When changing the type of items, it is sometimes necessary to carry out adjustments, via consecutive tests ejecting more or less large and more or less heavy items, in order to adjust the ejection position. Trigger antennas are commonly used, which transmit trigger orders to the carriage via infrared signals. Instead of these antennas, it is also possible to use the theoretical position expressed in pitch and in time, to indicate to a carriage the output at which the item should be ejected.
Adjustments may be carried out mechanically by moving the antenna for triggering the ejection, or by software, using a trigger offset (software delay at the time of unloading) as a function of the importance of the correction to be made.

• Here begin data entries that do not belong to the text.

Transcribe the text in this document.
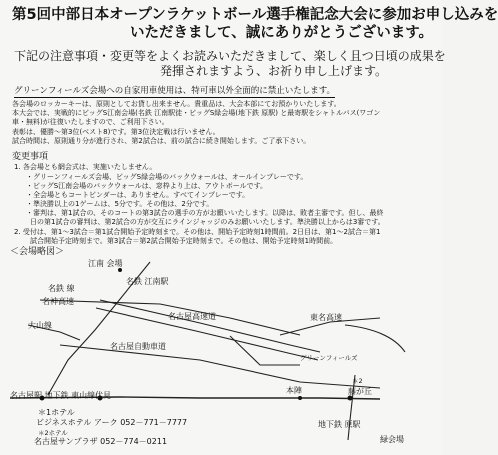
第5回中部日本オープンラケットボール選手権記念大会に参加お申し込みを
いただきまして、誠にありがとうございます。
下記の注意事項・変更等をよくお読みいただきまして、楽しく且つ日頃の成果を
発揮されますよう、お祈り申し上げます。
グリーンフィールズ会場への自家用車使用は、特可車以外全面的に禁止いたします。
各会場のロッカーキーは、原則としてお貸し出来ません。貴重品は、大会本部にてお預かりいたします。
本大会では、実戦的にビッグS江南会場(名鉄 江南駅徒・ビッグS緑会場(地下鉄 原駅) と最寄駅をシャトルバス(ワゴン
車・無料)が往復いたしますので、ご利用下さい。
表彰は、優勝～第3位(ベスト8)です。第3位決定戦は行いません。
試合時間は、原則通り分が進行され、第2試合は、前の試合に続き開始します。ご了承下さい。
変更事項
1. 各会場とも網会式は、実施いたしません。
・グリーンフィールズ会場、ビッグS緑会場のバックウォールは、オールインプレーです。
・ビッグS江南会場のバックウォールは、窓枠より上は、アウトボールです。
・全会場ともコートビンダーは、ありません。すべてインプレーです。
・準決勝以上の1ゲームは、5分です。その他は、2分です。
・審判は、第1試合の、そのコートの第3試合の選手の方がお願いいたします。以降は、敗者主審です。但し、最終
日の第1試合の審判は、第2試合の方が交互にラインジャッジのみお願いいたします。準決勝以上からは3審です。
2. 受付は、第1～3試合＝第1試合開始予定時刻まで。その他は、開始予定時刻1時間前。2日目は、第1～2試合＝第1
試合開始予定時刻まで。第3試合＝第2試合開始予定時刻まで。その他は、開始予定時刻1時間前。
＜会場略図＞
江南 会場
名鉄 江南駅
名鉄 線
名神高速
名古屋高速道	東名高速
大山線
名古屋自動車道
グリーンフィールズ
名古屋駅 地下鉄 東山線 伏見
本陣
＊2
藤が丘
地下鉄 原駅
緑会場
＊1ホテル
ビジネスホテル アーク 052－771－7777
＊2ホテル
名古屋サンプラザ 052－774－0211
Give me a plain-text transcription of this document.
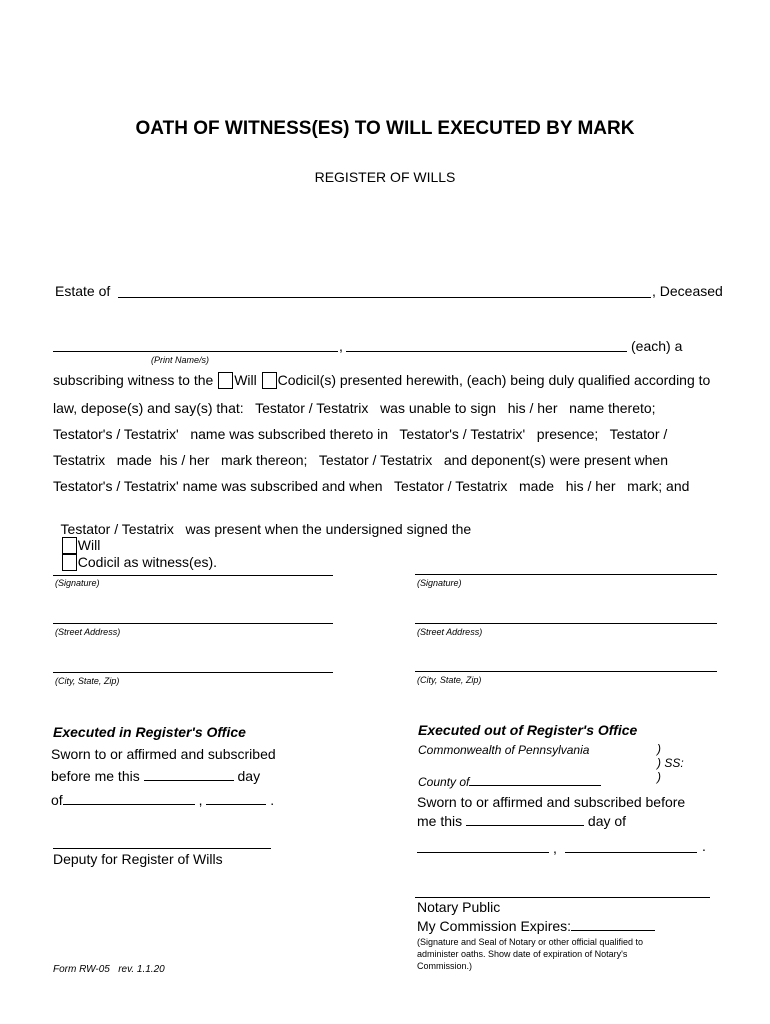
OATH OF WITNESS(ES) TO WILL EXECUTED BY MARK
REGISTER OF WILLS
Estate of	, Deceased
,	(each) a
(Print Name/s)
subscribing witness to the Will Codicil(s) presented herewith, (each) being duly qualified according to
law, depose(s) and say(s) that:   Testator / Testatrix   was unable to sign   his / her   name thereto;
Testator's / Testatrix'   name was subscribed thereto in   Testator's / Testatrix'   presence;   Testator /
Testatrix   made  his / her   mark thereon;   Testator / Testatrix   and deponent(s) were present when
Testator's / Testatrix' name was subscribed and when   Testator / Testatrix   made   his / her   mark; and

Testator / Testatrix   was present when the undersigned signed the
Will
Codicil as witness(es).

(Signature)
(Street Address)
(City, State, Zip)
(Signature)
(Street Address)
(City, State, Zip)
Executed in Register's Office
Sworn to or affirmed and subscribed
before me this	day
of	,	.
Deputy for Register of Wills
Executed out of Register's Office
Commonwealth of Pennsylvania	)
) SS:
County of	)
Sworn to or affirmed and subscribed before
me this	day of
,	.
Notary Public
My Commission Expires:
(Signature and Seal of Notary or other official qualified to
administer oaths. Show date of expiration of Notary's
Commission.)
Form RW-05   rev. 1.1.20
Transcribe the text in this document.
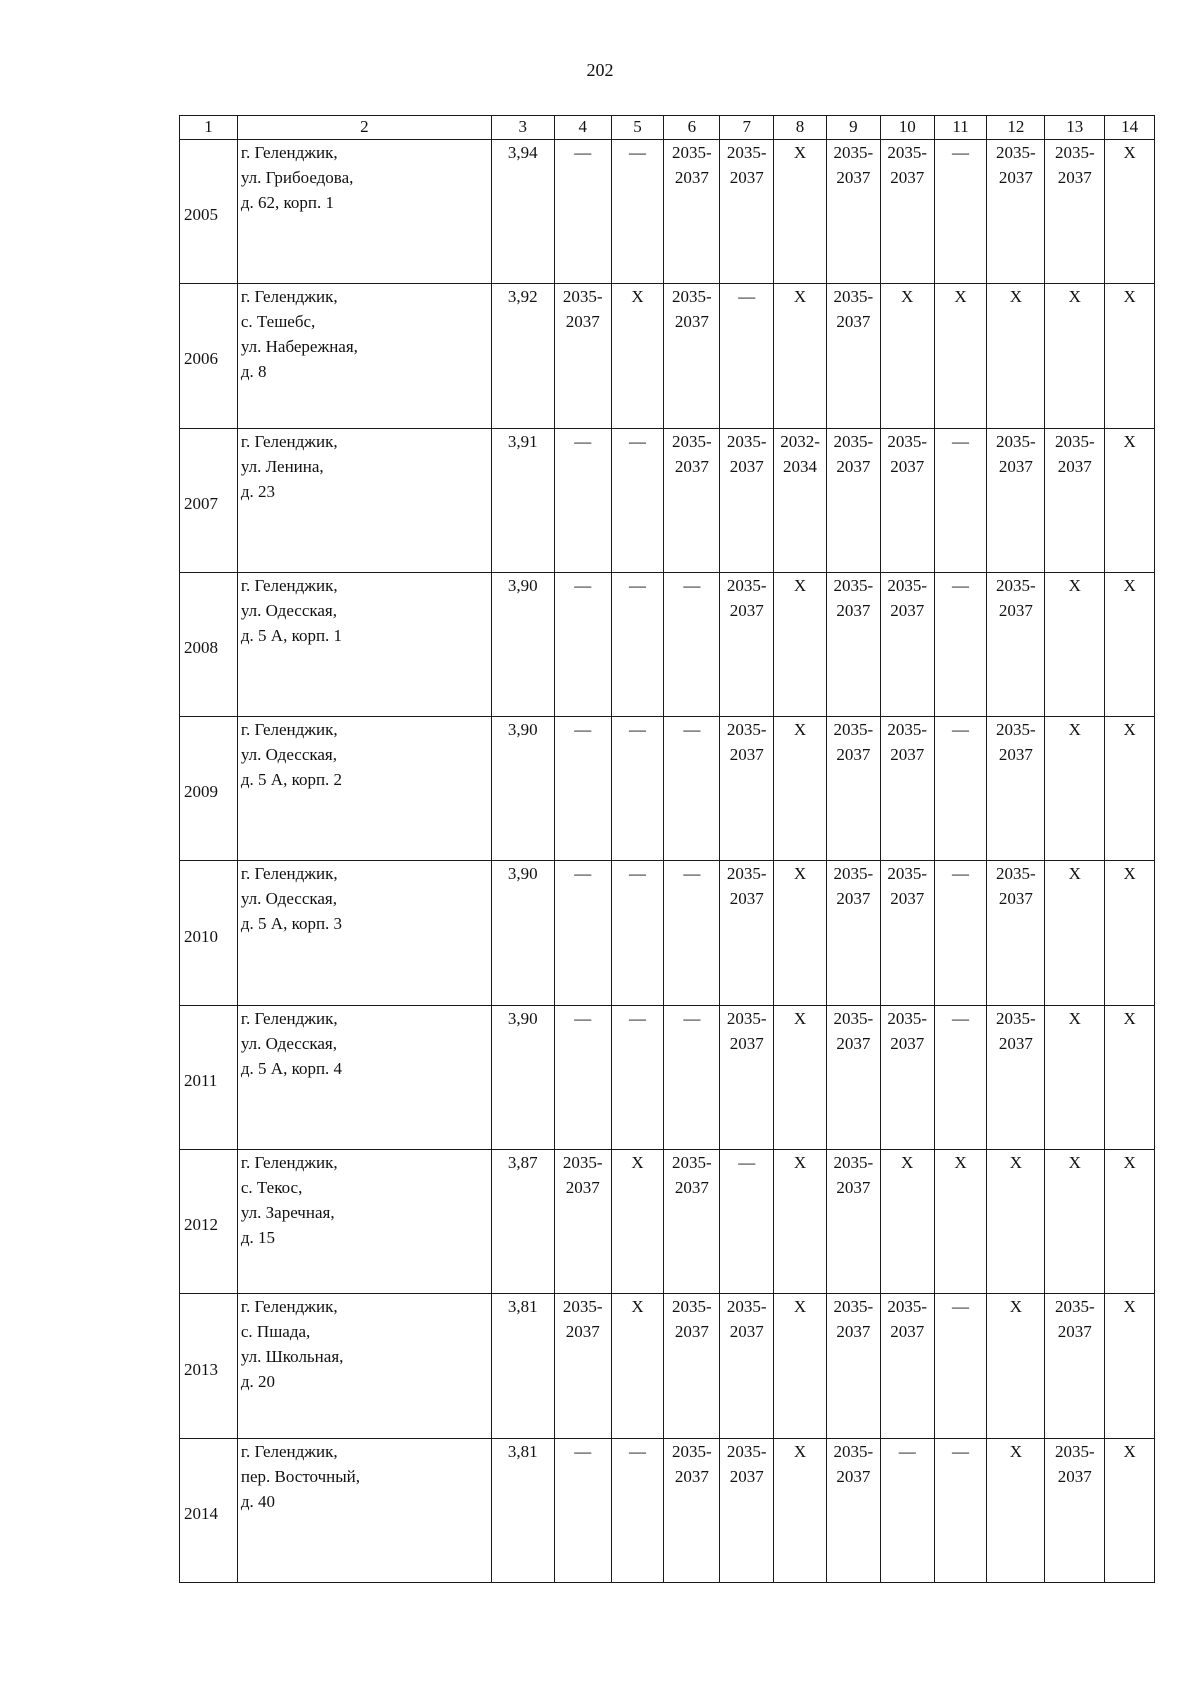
202
1	2	3	4	5	6	7	8	9	10	11	12	13	14
2005	г. Геленджик,
ул. Грибоедова,
д. 62, корп. 1	3,94	—	—	2035-2037	2035-2037	X	2035-2037	2035-2037	—	2035-2037	2035-2037	X
2006	г. Геленджик,
с. Тешебс,
ул. Набережная,
д. 8	3,92	2035-2037	X	2035-2037	—	X	2035-2037	X	X	X	X	X
2007	г. Геленджик,
ул. Ленина,
д. 23	3,91	—	—	2035-2037	2035-2037	2032-2034	2035-2037	2035-2037	—	2035-2037	2035-2037	X
2008	г. Геленджик,
ул. Одесская,
д. 5 А, корп. 1	3,90	—	—	—	2035-2037	X	2035-2037	2035-2037	—	2035-2037	X	X
2009	г. Геленджик,
ул. Одесская,
д. 5 А, корп. 2	3,90	—	—	—	2035-2037	X	2035-2037	2035-2037	—	2035-2037	X	X
2010	г. Геленджик,
ул. Одесская,
д. 5 А, корп. 3	3,90	—	—	—	2035-2037	X	2035-2037	2035-2037	—	2035-2037	X	X
2011	г. Геленджик,
ул. Одесская,
д. 5 А, корп. 4	3,90	—	—	—	2035-2037	X	2035-2037	2035-2037	—	2035-2037	X	X
2012	г. Геленджик,
с. Текос,
ул. Заречная,
д. 15	3,87	2035-2037	X	2035-2037	—	X	2035-2037	X	X	X	X	X
2013	г. Геленджик,
с. Пшада,
ул. Школьная,
д. 20	3,81	2035-2037	X	2035-2037	2035-2037	X	2035-2037	2035-2037	—	X	2035-2037	X
2014	г. Геленджик,
пер. Восточный,
д. 40	3,81	—	—	2035-2037	2035-2037	X	2035-2037	—	—	X	2035-2037	X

In order to proceed with the ballistics adjustment, it is convenient to pass items of different types and different characteristics through each of the outlets in order to adjust the trigger offset empirically until the operator or commissioning engineer observes acceptable behaviour. Only experience will allow a correct adjustment, which is based on the operator's sensations. The adjustment is not reproducible and is random from one facility to another.
Moreover, no reliable measurement can be used as a reference for subsequent inspection or for detecting a drift. No real-time diagnosis is possible, and this precludes any automatic error correction or alert. The adjustment of the ballistics of a sorter is thus a long and complex operation, which relies essentially on the experience of the commissioning engineer, since it is manual.